Precision Interest Grows In Brazil

The Brazilian Conference on Precision Agriculture (ConBAP 2014) was held in the city of Sao Pedro and was the largest attended to-date with over 340 attendees.  I had the pleasure to attend this conference while meeting many new friends that had unique technology and management solutions for improving crop production in Brazil and worldwide.  The conference itself provided an excellent overview of the state of precision agriculture across Brazil and had a good blend of academia, industry, consultants and other technology experts giving both presentations and networking.


The largely Brazil-based vendor area was full of energy during breaks. Many discussions mirrored topics common in the U.S., but also differed on the issue of how to move precision ag forward in different regions of Brazil. I was impressed with the soil sampling equipment and variable-rate solutions that I had not seen in other countries. You could tell grid or zone soil sampling followed by variable-rate fertilizer application had become a substantial practice in many crops.  However, there were several U.S.-based companies represented either as an company or being offered under a Brazilian dealer, including Precision Planting, Raven, Ag Leader, John Deere and Trimble.

Presentations focused primarily on sugarcane, cotton, corn and soybeans. Most topics dealt with technology and site-specific practices in these crops, but citrus and other specialty crops were also discussed. Variable-rate application of fertilizer in corn and how to develop management zones was a theme for many talks. There was also concern about the consistent accuracy of RTK level solutions delivered through satellite, and that performance can vary depending upon the region. The sugarcane and grain industry are concerned about long-term accuracy due to their cropping conditions and need for repeatable accuracy in autoguidance technology.

Some of the more notable presentations and follow-up discussions centered on UAVs, RTK, wireless connectivity and crop sensor development. Big Data was not a hot topic at the conference, possibly due to cellular connectivity limitations with the Internet in agriculture areas. I learned that a majority of, if not all, RTK autoguidance systems use radio communication and that the cellular industry purchased the 400 MHz bands.  That is a deep contrast to the U.S. situation where cellular plus 400 and 900 MHz radios are options. So farm connectivity is a hurdle at this point.


A notable need in Brazil was a sugarcane yield monitor.  Sugarcane represents a significant crop in Brazil that is harvested once a year with the crop having an average five-year life cycle before replanting. It is harvested eight months out of the year with many mills using RTK guidance to plant and harvest. Several mills are using grid or zone soil sampling for their fertility program but the absence of yield monitoring technology has prohibited the ability to validate VR programs and develop new site-specific management strategies.

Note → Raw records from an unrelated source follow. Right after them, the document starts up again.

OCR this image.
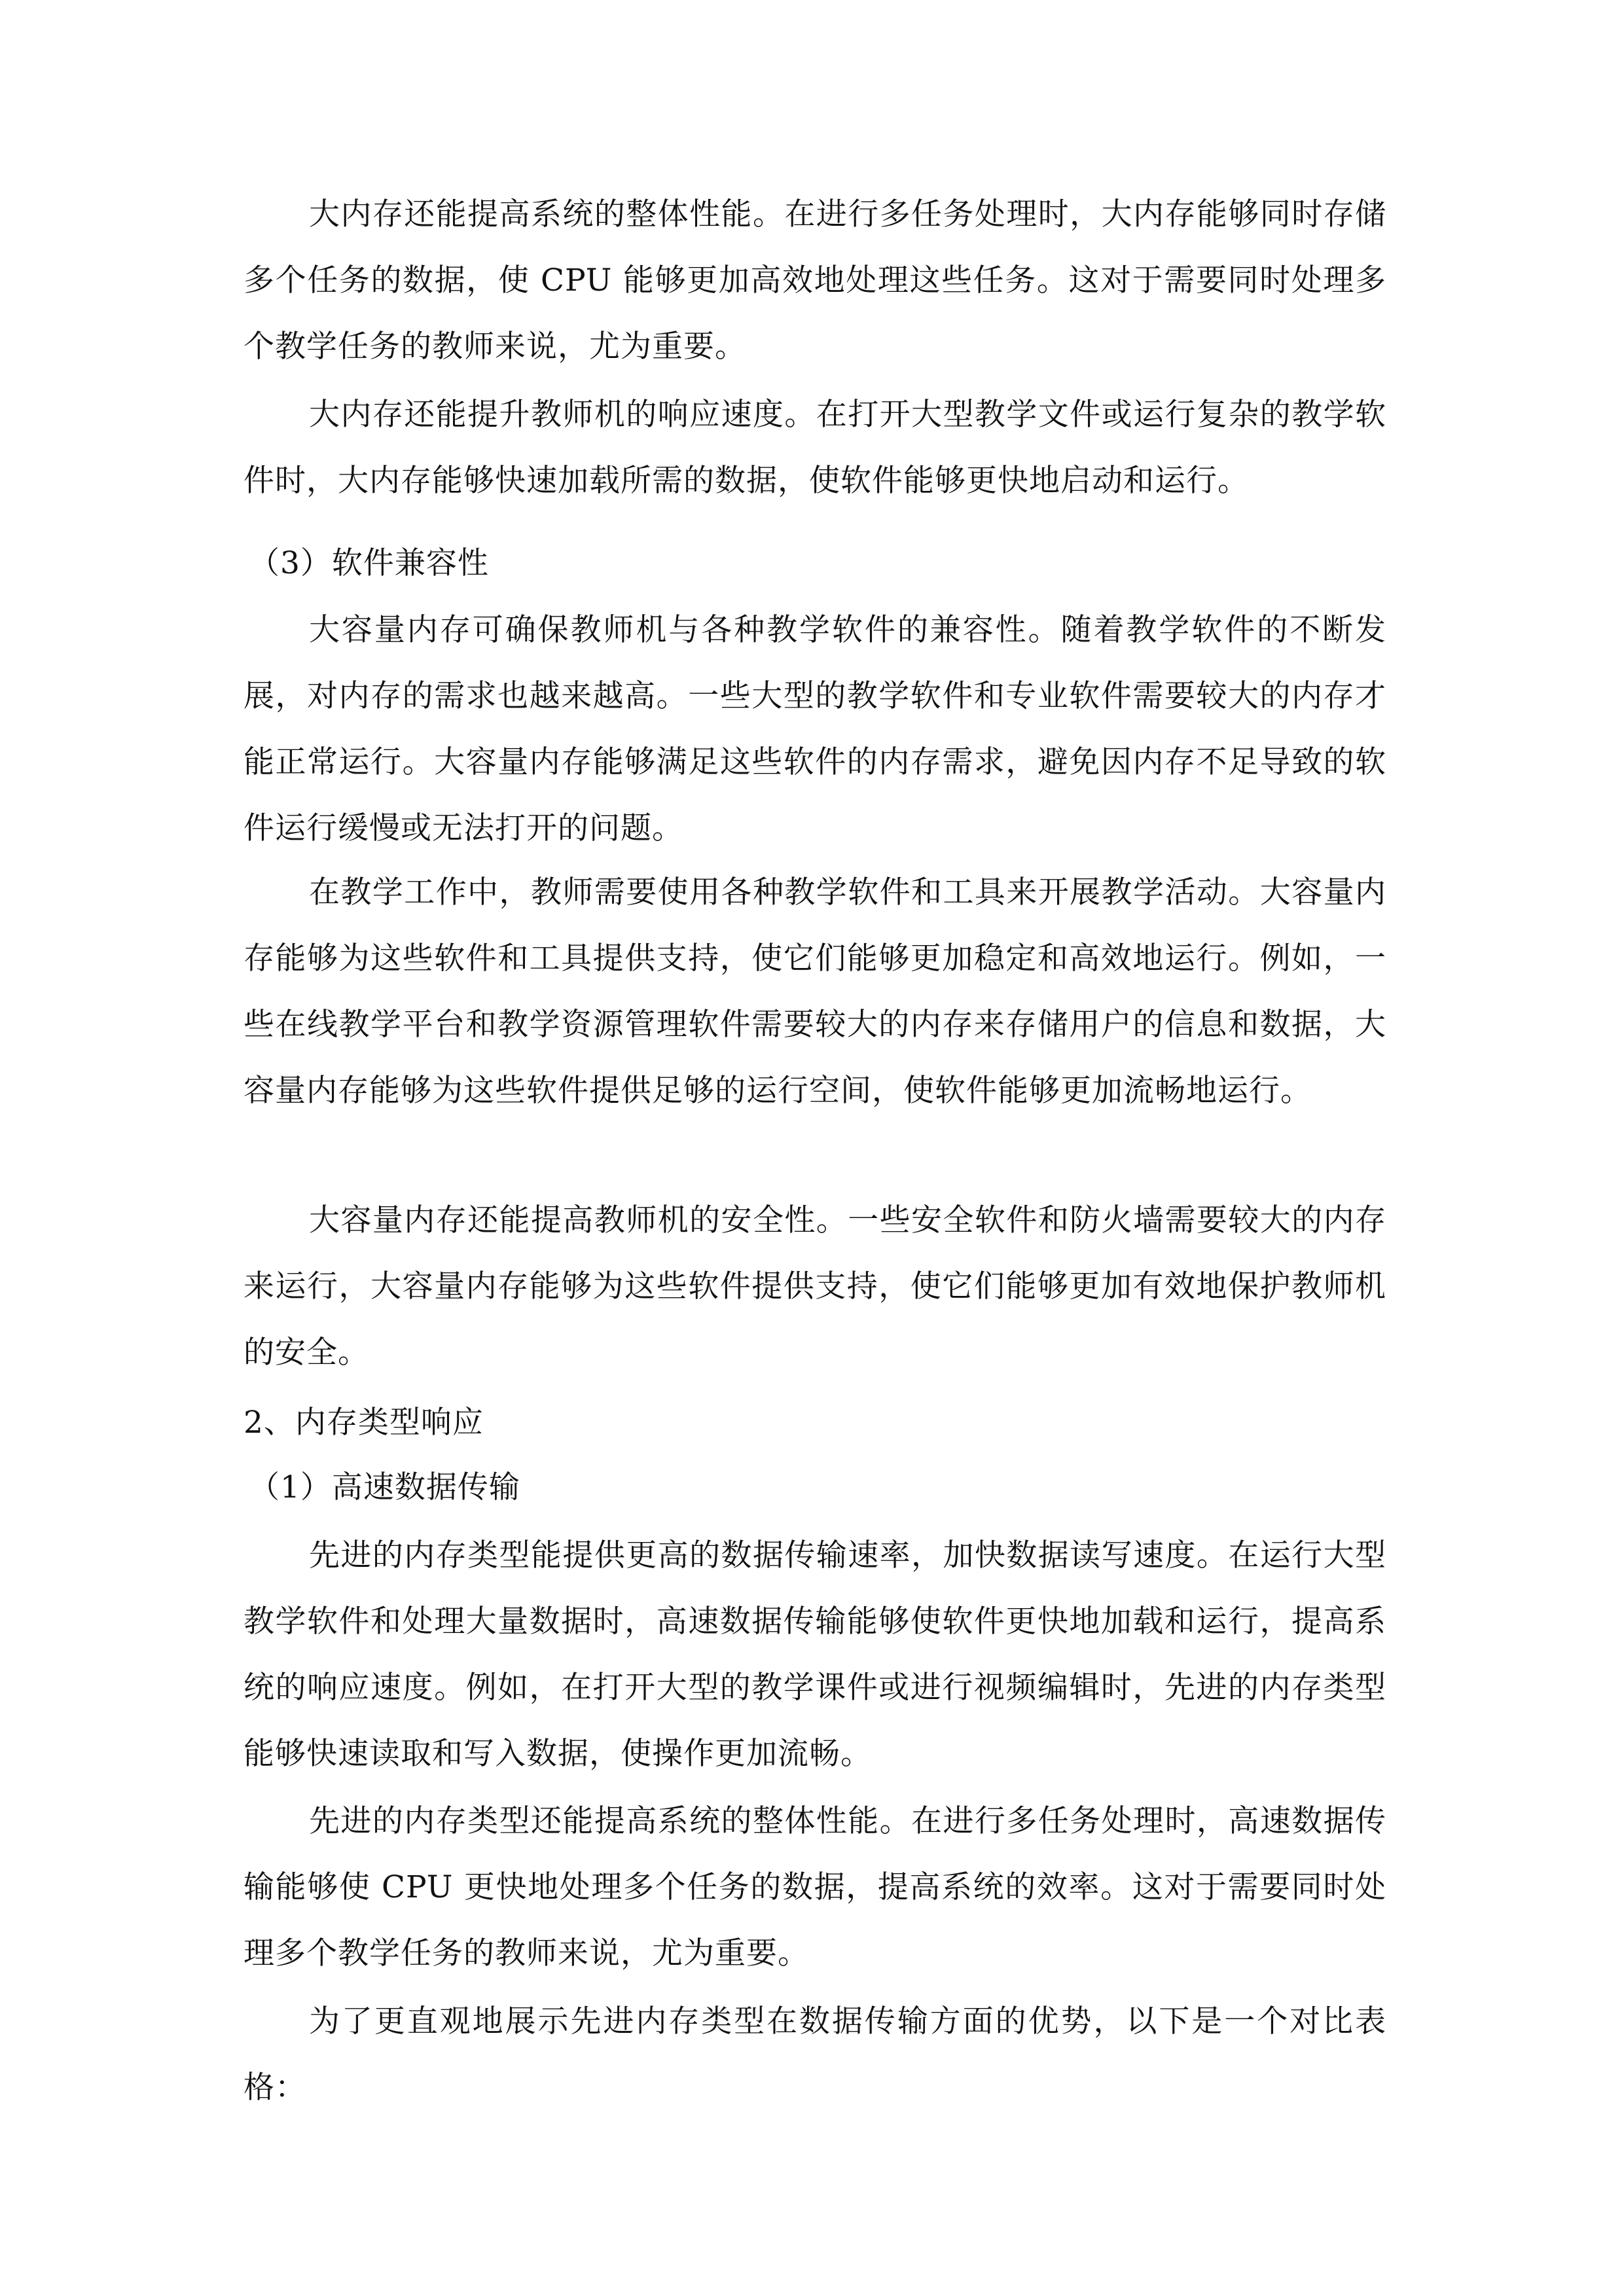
大内存还能提高系统的整体性能。在进行多任务处理时，大内存能够同时存储多个任务的数据，使 CPU 能够更加高效地处理这些任务。这对于需要同时处理多个教学任务的教师来说，尤为重要。

大内存还能提升教师机的响应速度。在打开大型教学文件或运行复杂的教学软件时，大内存能够快速加载所需的数据，使软件能够更快地启动和运行。

（3）软件兼容性

大容量内存可确保教师机与各种教学软件的兼容性。随着教学软件的不断发展，对内存的需求也越来越高。一些大型的教学软件和专业软件需要较大的内存才能正常运行。大容量内存能够满足这些软件的内存需求，避免因内存不足导致的软件运行缓慢或无法打开的问题。

在教学工作中，教师需要使用各种教学软件和工具来开展教学活动。大容量内存能够为这些软件和工具提供支持，使它们能够更加稳定和高效地运行。例如，一些在线教学平台和教学资源管理软件需要较大的内存来存储用户的信息和数据，大容量内存能够为这些软件提供足够的运行空间，使软件能够更加流畅地运行。

大容量内存还能提高教师机的安全性。一些安全软件和防火墙需要较大的内存来运行，大容量内存能够为这些软件提供支持，使它们能够更加有效地保护教师机的安全。

2、内存类型响应

（1）高速数据传输

先进的内存类型能提供更高的数据传输速率，加快数据读写速度。在运行大型教学软件和处理大量数据时，高速数据传输能够使软件更快地加载和运行，提高系统的响应速度。例如，在打开大型的教学课件或进行视频编辑时，先进的内存类型能够快速读取和写入数据，使操作更加流畅。

先进的内存类型还能提高系统的整体性能。在进行多任务处理时，高速数据传输能够使 CPU 更快地处理多个任务的数据，提高系统的效率。这对于需要同时处理多个教学任务的教师来说，尤为重要。

为了更直观地展示先进内存类型在数据传输方面的优势，以下是一个对比表格：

The Brazilian precision ag community is very interested in the application of UAVs. While their use is supposed to be prohibited, some research is ongoing. There were three venders showcasing UAVs with two presenting benefits for the sugarcane and grain crop production.  I was amazed by interests in sensing technologies including commercially available crop sensors. Presentations on this subject were well attended and tended to have the most questions centered on cotton, corn and sugarcane. The ongoing sensor research I felt had high potential for application in the U.S. for enhancing nutrient management.